Petrobras retoma obra bilionária de fertilizantes em Três Lagoas e projeta operação para 2029

Investimento de US$ 1 bilhão na UFN III deve gerar até 8 mil empregos e reduzir dependência de fertilizantes importados no Brasil

Da Redação

A Petrobras aprovou a retomada das obras da Unidade de Fertilizantes Nitrogenados III (UFN III), em Três Lagoas, após nova análise técnica e econômica do projeto. A decisão foi tomada pelo Conselho de Administração da companhia nesta segunda-feira (13) e integra o planejamento estratégico previsto para o período de 2026 a 2030.

O empreendimento, que estava paralisado desde 2015, deverá receber cerca de US$ 1 bilhão em investimentos para sua conclusão. A expectativa é de que as obras sejam retomadas ainda no primeiro semestre deste ano, com previsão de início das operações comerciais em 2029.

Durante a fase de construção, a estimativa é de geração de até 8 mil empregos diretos e indiretos, com impacto relevante na economia regional.

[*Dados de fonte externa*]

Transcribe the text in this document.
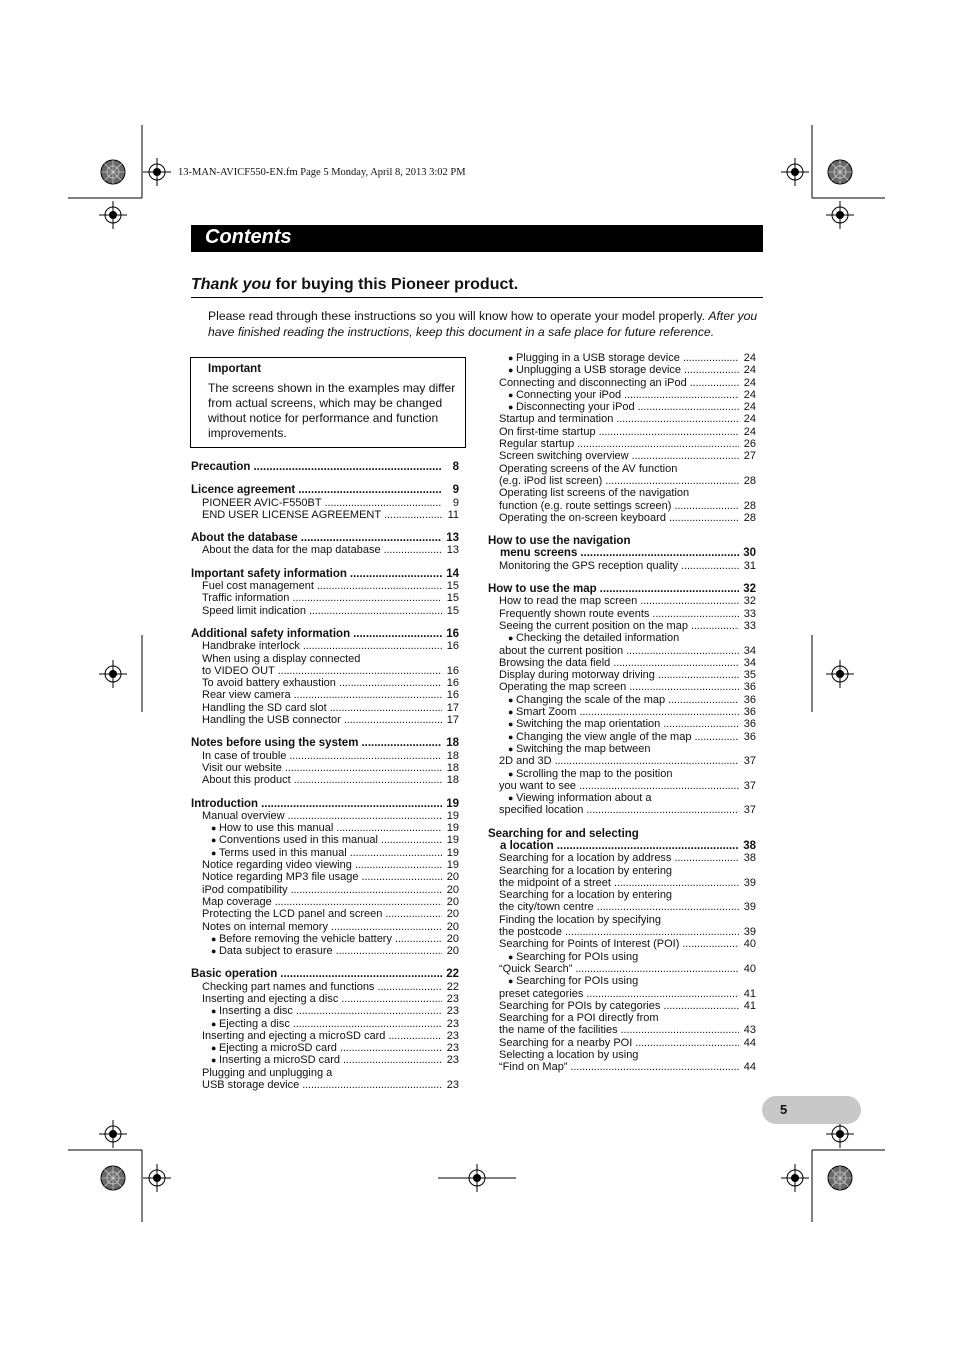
13-MAN-AVICF550-EN.fm Page 5 Monday, April 8, 2013 3:02 PM
Contents
Thank you for buying this Pioneer product.
Please read through these instructions so you will know how to operate your model properly. After you have finished reading the instructions, keep this document in a safe place for future reference.
Important
The screens shown in the examples may differ from actual screens, which may be changed without notice for performance and function improvements.
Precaution . . .	8
Licence agreement . . .	9
PIONEER AVIC-F550BT . . .	9
END USER LICENSE AGREEMENT . . .	11
About the database . . .	13
About the data for the map database . . .	13
Important safety information . . .	14
Fuel cost management . . .	15
Traffic information . . .	15
Speed limit indication . . .	15
Additional safety information . . .	16
Handbrake interlock . . .	16
When using a display connected
to VIDEO OUT . . .	16
To avoid battery exhaustion . . .	16
Rear view camera . . .	16
Handling the SD card slot . . .	17
Handling the USB connector . . .	17
Notes before using the system . . .	18
In case of trouble . . .	18
Visit our website . . .	18
About this product . . .	18
Introduction . . .	19
Manual overview . . .	19
● How to use this manual . . .	19
● Conventions used in this manual . . .	19
● Terms used in this manual . . .	19
Notice regarding video viewing . . .	19
Notice regarding MP3 file usage . . .	20
iPod compatibility . . .	20
Map coverage . . .	20
Protecting the LCD panel and screen . . .	20
Notes on internal memory . . .	20
● Before removing the vehicle battery . . .	20
● Data subject to erasure . . .	20
Basic operation . . .	22
Checking part names and functions . . .	22
Inserting and ejecting a disc . . .	23
● Inserting a disc . . .	23
● Ejecting a disc . . .	23
Inserting and ejecting a microSD card . . .	23
● Ejecting a microSD card . . .	23
● Inserting a microSD card . . .	23
Plugging and unplugging a
USB storage device . . .	23
● Plugging in a USB storage device . . .	24
● Unplugging a USB storage device . . .	24
Connecting and disconnecting an iPod . . .	24
● Connecting your iPod . . .	24
● Disconnecting your iPod . . .	24
Startup and termination . . .	24
On first-time startup . . .	24
Regular startup . . .	26
Screen switching overview . . .	27
Operating screens of the AV function
(e.g. iPod list screen) . . .	28
Operating list screens of the navigation
function (e.g. route settings screen) . . .	28
Operating the on-screen keyboard . . .	28
How to use the navigation
menu screens . . .	30
Monitoring the GPS reception quality . . .	31
How to use the map . . .	32
How to read the map screen . . .	32
Frequently shown route events . . .	33
Seeing the current position on the map . . .	33
● Checking the detailed information
about the current position . . .	34
Browsing the data field . . .	34
Display during motorway driving . . .	35
Operating the map screen . . .	36
● Changing the scale of the map . . .	36
● Smart Zoom . . .	36
● Switching the map orientation . . .	36
● Changing the view angle of the map . . .	36
● Switching the map between
2D and 3D . . .	37
● Scrolling the map to the position
you want to see . . .	37
● Viewing information about a
specified location . . .	37
Searching for and selecting
a location . . .	38
Searching for a location by address . . .	38
Searching for a location by entering
the midpoint of a street . . .	39
Searching for a location by entering
the city/town centre . . .	39
Finding the location by specifying
the postcode . . .	39
Searching for Points of Interest (POI) . . .	40
● Searching for POIs using
“Quick Search” . . .	40
● Searching for POIs using
preset categories . . .	41
Searching for POIs by categories . . .	41
Searching for a POI directly from
the name of the facilities . . .	43
Searching for a nearby POI . . .	44
Selecting a location by using
“Find on Map” . . .	44
5
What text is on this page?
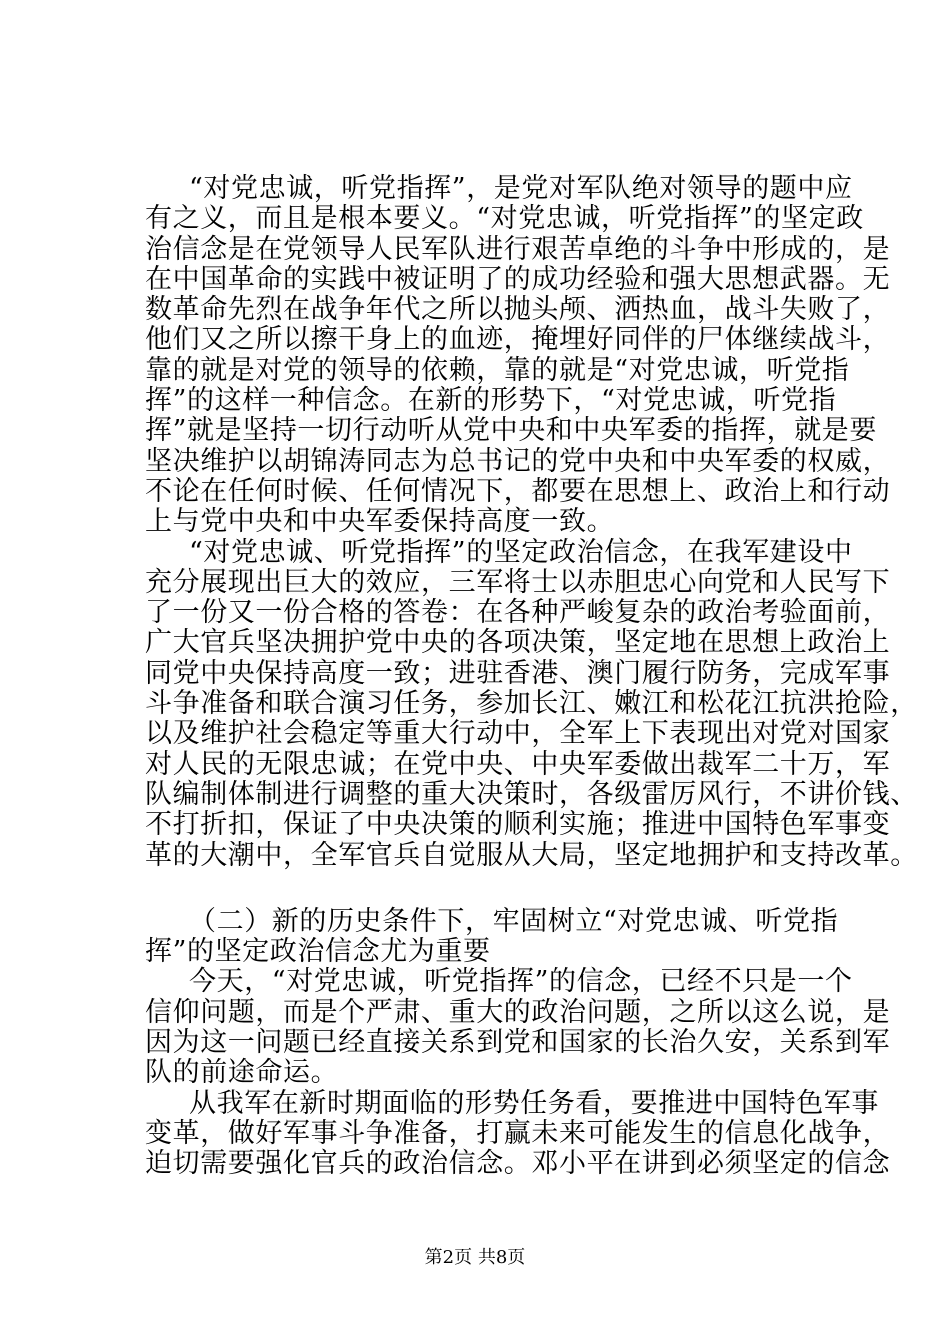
“对党忠诚，听党指挥”，是党对军队绝对领导的题中应
有之义，而且是根本要义。“对党忠诚，听党指挥”的坚定政
治信念是在党领导人民军队进行艰苦卓绝的斗争中形成的，是
在中国革命的实践中被证明了的成功经验和强大思想武器。无
数革命先烈在战争年代之所以抛头颅、洒热血，战斗失败了，
他们又之所以擦干身上的血迹，掩埋好同伴的尸体继续战斗，
靠的就是对党的领导的依赖，靠的就是“对党忠诚，听党指
挥”的这样一种信念。在新的形势下，“对党忠诚，听党指
挥”就是坚持一切行动听从党中央和中央军委的指挥，就是要
坚决维护以胡锦涛同志为总书记的党中央和中央军委的权威，
不论在任何时候、任何情况下，都要在思想上、政治上和行动
上与党中央和中央军委保持高度一致。
“对党忠诚、听党指挥”的坚定政治信念，在我军建设中
充分展现出巨大的效应，三军将士以赤胆忠心向党和人民写下
了一份又一份合格的答卷：在各种严峻复杂的政治考验面前，
广大官兵坚决拥护党中央的各项决策，坚定地在思想上政治上
同党中央保持高度一致；进驻香港、澳门履行防务，完成军事
斗争准备和联合演习任务，参加长江、嫩江和松花江抗洪抢险，
以及维护社会稳定等重大行动中，全军上下表现出对党对国家
对人民的无限忠诚；在党中央、中央军委做出裁军二十万，军
队编制体制进行调整的重大决策时，各级雷厉风行，不讲价钱、
不打折扣，保证了中央决策的顺利实施；推进中国特色军事变
革的大潮中，全军官兵自觉服从大局，坚定地拥护和支持改革。
（二）新的历史条件下，牢固树立“对党忠诚、听党指
挥”的坚定政治信念尤为重要
今天，“对党忠诚，听党指挥”的信念，已经不只是一个
信仰问题，而是个严肃、重大的政治问题，之所以这么说，是
因为这一问题已经直接关系到党和国家的长治久安，关系到军
队的前途命运。
从我军在新时期面临的形势任务看，要推进中国特色军事
变革，做好军事斗争准备，打赢未来可能发生的信息化战争，
迫切需要强化官兵的政治信念。邓小平在讲到必须坚定的信念
第2页 共8页
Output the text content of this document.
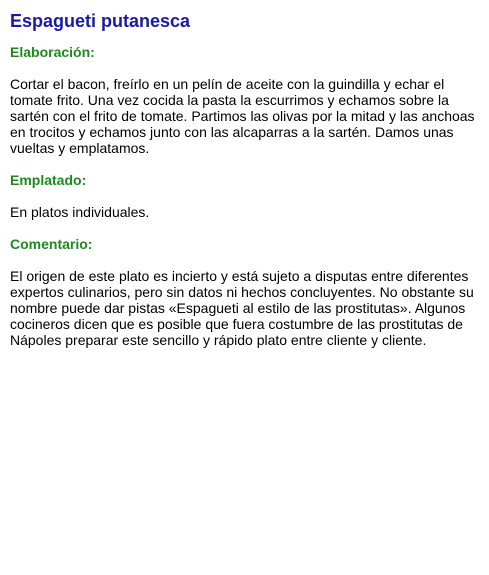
Espagueti putanesca
Elaboración:

Cortar el bacon, freírlo en un pelín de aceite con la guindilla y echar el tomate frito. Una vez cocida la pasta la escurrimos y echamos sobre la sartén con el frito de tomate. Partimos las olivas por la mitad y las anchoas en trocitos y echamos junto con las alcaparras a la sartén. Damos unas vueltas y emplatamos.

Emplatado:

En platos individuales.

Comentario:

El origen de este plato es incierto y está sujeto a disputas entre diferentes expertos culinarios, pero sin datos ni hechos concluyentes. No obstante su nombre puede dar pistas «Espagueti al estilo de las prostitutas». Algunos cocineros dicen que es posible que fuera costumbre de las prostitutas de Nápoles preparar este sencillo y rápido plato entre cliente y cliente.
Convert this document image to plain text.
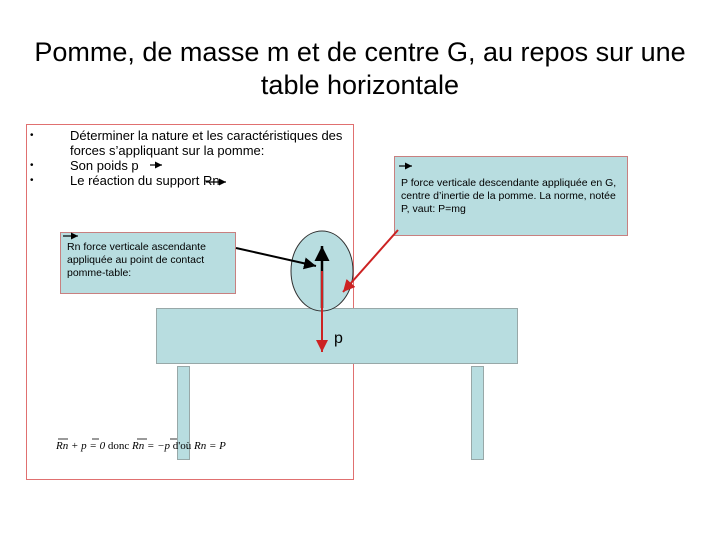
Pomme, de masse m et de centre G, au repos sur une table horizontale
•	Déterminer la nature et les caractéristiques des forces s’appliquant sur la pomme:
•	Son poids p
•	Le réaction du support Rn	P force verticale descendante appliquée en G, centre d’inertie de la pomme. La norme, notée P, vaut: P=mg
Rn force verticale ascendante appliquée au point de contact pomme-table:
p
Rn + p = 0 donc Rn = −p d'où Rn = P
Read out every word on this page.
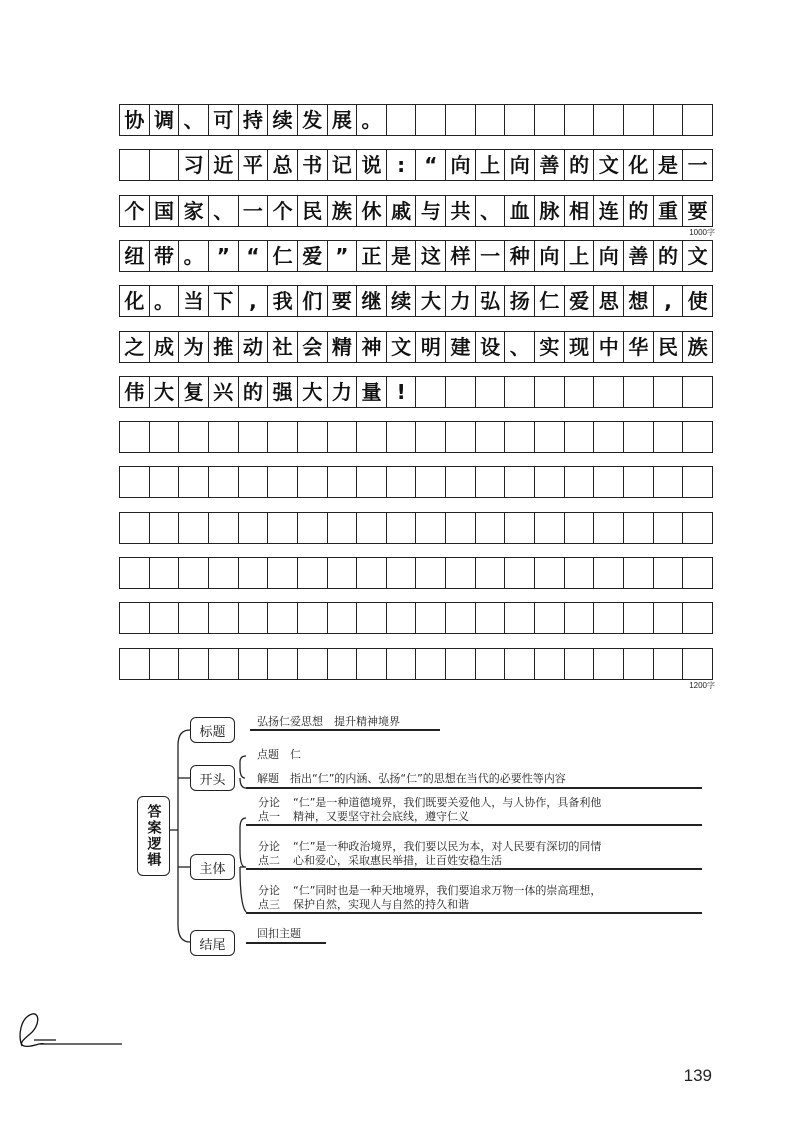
协 调 、 可 持 续 发 展 。
习 近 平 总 书 记 说 : “ 向 上 向 善 的 文 化 是 一
个 国 家 、 一 个 民 族 休 戚 与 共 、 血 脉 相 连 的 重 要
纽 带 。 ” “ 仁 爱 ” 正 是 这 样 一 种 向 上 向 善 的 文
化 。 当 下 , 我 们 要 继 续 大 力 弘 扬 仁 爱 思 想 , 使
之 成 为 推 动 社 会 精 神 文 明 建 设 、 实 现 中 华 民 族
伟 大 复 兴 的 强 大 力 量 !
1000字
1200字
答案逻辑
标题
弘扬仁爱思想　提升精神境界
开头
点题　仁
解题　指出“仁”的内涵、弘扬“仁”的思想在当代的必要性等内容
主体
分论 “仁”是一种道德境界，我们既要关爱他人，与人协作，具备利他
点一 精神，又要坚守社会底线，遵守仁义
分论 “仁”是一种政治境界，我们要以民为本，对人民要有深切的同情
点二 心和爱心，采取惠民举措，让百姓安稳生活
分论 “仁”同时也是一种天地境界，我们要追求万物一体的崇高理想，
点三 保护自然，实现人与自然的持久和谐
结尾
回扣主题
139
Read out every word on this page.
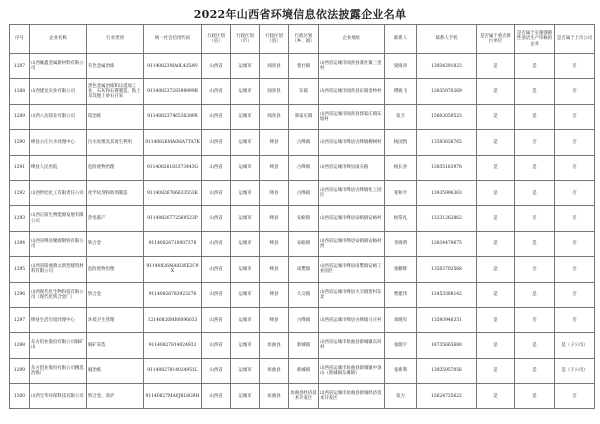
2022年山西省环境信息依法披露企业名单
序号	企业名称	行业类别	统一社会信用代码	行政区划（省）	行政区划（市）	行政区划（县）	行政区划（乡、镇）	企业地址	联系人	联系人手机	是否属于重点排污单位	是否属于实施强制性清洁生产审核的企业	是否属于上市公司
1287	山西雁鑫金属新材料有限公司	有色金属冶炼	91140823MA0L4354N	山西省	运城市	闻喜县	裴社镇	山西省运城市闻喜县裴社镇三里村	梁海涛	13934291823	是	是	否
1288	山西建龙实业有限公司	黑色金属冶炼和压延加工业，石灰和石膏制造，粘土及其他土砂石开采	91140823729398999B	山西省	运城市	闻喜县	东镇	山西省运城市闻喜县东镇金岭村	傅锐飞	13835970269	是	是	否
1289	山西八达镁业有限公司	镁冶炼	91140823746536389X	山西省	运城市	闻喜县	郭家庄镇	山西省运城市闻喜县郭家庄镇东坡村	张卫	15603059523	是	是	否
1290	绛县公庄污水处理中心	污水处理及其再生利用	91140826MA0HA7TA7K	山西省	运城市	绛县	古绛镇	山西省运城市绛县古绛镇柳树村	杨国凯	13593638765	是	否	否
1291	绛县人民医院	危险废物治理	91140826183373443G	山西省	运城市	绛县	古绛镇	山西省运城市绛县南关路	杨长喜	13835183978	是	是	否
1292	山西世纪化工有限责任公司	化学试剂和助剂制造	91140826766633553K	山西省	运城市	绛县	古绛镇	山西省运城市绛县古绛镇化工园区	张和平	13935996363	是	是	否
1293	山西正阳生物能源发展有限公司	热电联产	91140826772569523P	山西省	运城市	绛县	安峪镇	山西省运城市绛县安峪镇安峪村	杨常礼	13231262862	是	否	否
1294	山西省绛县聚源钢铁有限公司	铁合金	91140826710007378	山西省	运城市	绛县	安峪镇	山西省运城市绛县安峪镇安峪村西	李海明	13834479675	是	是	否
1295	山西省阳曲燕文新型建筑材料有限公司	危险废物治理	91140826MA0LWE2C9X	山西省	运城市	绛县	南樊镇	山西省运城市绛县南樊镇安峪工业园区	张鹏辉	13503792568	是	否	否
1296	山西现代化生物科技有限公司（现代化铁合金厂）	铁合金	91140826783923276	山西省	运城市	绛县	大交镇	山西省运城市绛县大交镇贺村东北	曹建伟	13453388142	是	是	否
1297	绛县生活垃圾处理中心	环境卫生管理	12140826MB0096033	山西省	运城市	绛县	古绛镇	山西省运城市绛县古绛镇马庄村	刘晓军	13593946331	是	否	否
1298	东方铝业股份有限公司铜矿山	铜矿采选	91140827814024932	山西省	运城市	垣曲县	新城镇	山西省运城市垣曲县新城镇东河村	张晓宇	18735665680	是	是	是（子公司）
1299	东方铝业股份有限公司精选冶炼厂	铜冶炼	91140827814024951L	山西省	运城市	垣曲县	新城镇	山西省运城市垣曲县新城镇中条山（新城镇东滩镇）	张新利	13935957056	是	是	是（子公司）
1300	山西宝华环保科技有限公司	铁合金、高炉	91140827MA0JBL0G9H	山西省	运城市	垣曲县	垣曲县经济技术开发区	山西省运城市垣曲县新城经济技术开发区	张力	15624725622	是	是	否
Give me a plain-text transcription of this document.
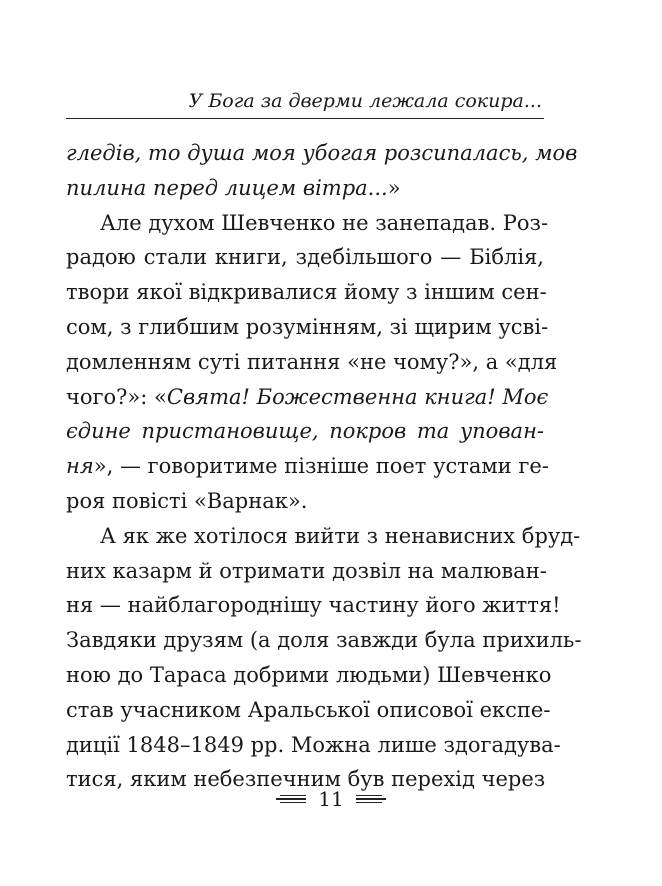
У Бога за дверми лежала сокира...
гледів, то душа моя убогая розсипалась, мов
пилина перед лицем вітра...»
Але духом Шевченко не занепадав. Роз-
радою стали книги, здебільшого — Біблія,
твори якої відкривалися йому з іншим сен-
сом, з глибшим розумінням, зі щирим усві-
домленням суті питання «не чому?», а «для
чого?»: «Свята! Божественна книга! Моє
єдине пристановище, покров та упован-
ня», — говоритиме пізніше поет устами ге-
роя повісті «Варнак».
А як же хотілося вийти з ненависних бруд-
них казарм й отримати дозвіл на малюван-
ня — найблагороднішу частину його життя!
Завдяки друзям (а доля завжди була прихиль-
ною до Тараса добрими людьми) Шевченко
став учасником Аральської описової експе-
диції 1848–1849 рр. Можна лише здогадува-
тися, яким небезпечним був перехід через
11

Projeto mira reduzir dependência externa

A retomada da UFN III ocorre em um contexto de reaproximação da Petrobras com o setor de fertilizantes, considerado estratégico para o país. O Brasil é altamente dependente da importação desses insumos, essenciais para o agronegócio.

Segundo a companhia, o projeto busca ampliar a produção nacional e reduzir essa dependência, especialmente em um cenário de instabilidade no mercado internacional de insumos agrícolas.

A unidade foi reavaliada a partir de 2023, quando a estatal decidiu retomar investimentos no segmento. A análise indicou viabilidade técnica e econômica, com projeção de retorno positivo dentro dos parâmetros internos da empresa.


Localização estratégica e foco no agro

A escolha de Três Lagoas como sede da unidade é considerada um dos principais diferenciais logísticos do projeto. A cidade está próxima de importantes polos consumidores do Centro-Oeste, Sudeste e Sul, regiões com forte presença do agronegócio.

A produção da UFN III deverá atender, principalmente, estados como Mato Grosso, Mato Grosso do Sul, Goiás, Paraná e São Paulo, reforçando a oferta de insumos para culturas como milho, soja, cana-de-açúcar, café, trigo e algodão.


Capacidade produtiva e tecnologia

A estrutura da unidade prevê produção diária de aproximadamente 3.600 toneladas de ureia e 2.200 toneladas de amônia. Parte desse volume poderá ser destinada à comercialização, enquanto o restante será utilizado na cadeia produtiva.

A ureia é atualmente o fertilizante nitrogenado mais consumido no país, com demanda estimada em cerca de 8 milhões de toneladas por ano. Já a amônia é matéria-prima fundamental tanto para a produção de fertilizantes quanto para a indústria petroquímica.

De acordo com a Petrobras, o projeto incorpora tecnologias atualizadas e equipamentos de alta eficiência, com foco em desempenho industrial e competitividade.


Governança e viabilidade econômica

A estatal informou que a aprovação seguiu critérios técnicos e de governança corporativa, com análise de diferentes cenários econômicos. O projeto apresentou indicadores considerados positivos, incluindo Valor Presente Líquido (VPL) viável.

A retomada também reforça a estratégia da empresa de diversificar sua atuação e ampliar a integração com cadeias produtivas estratégicas, como o agronegócio.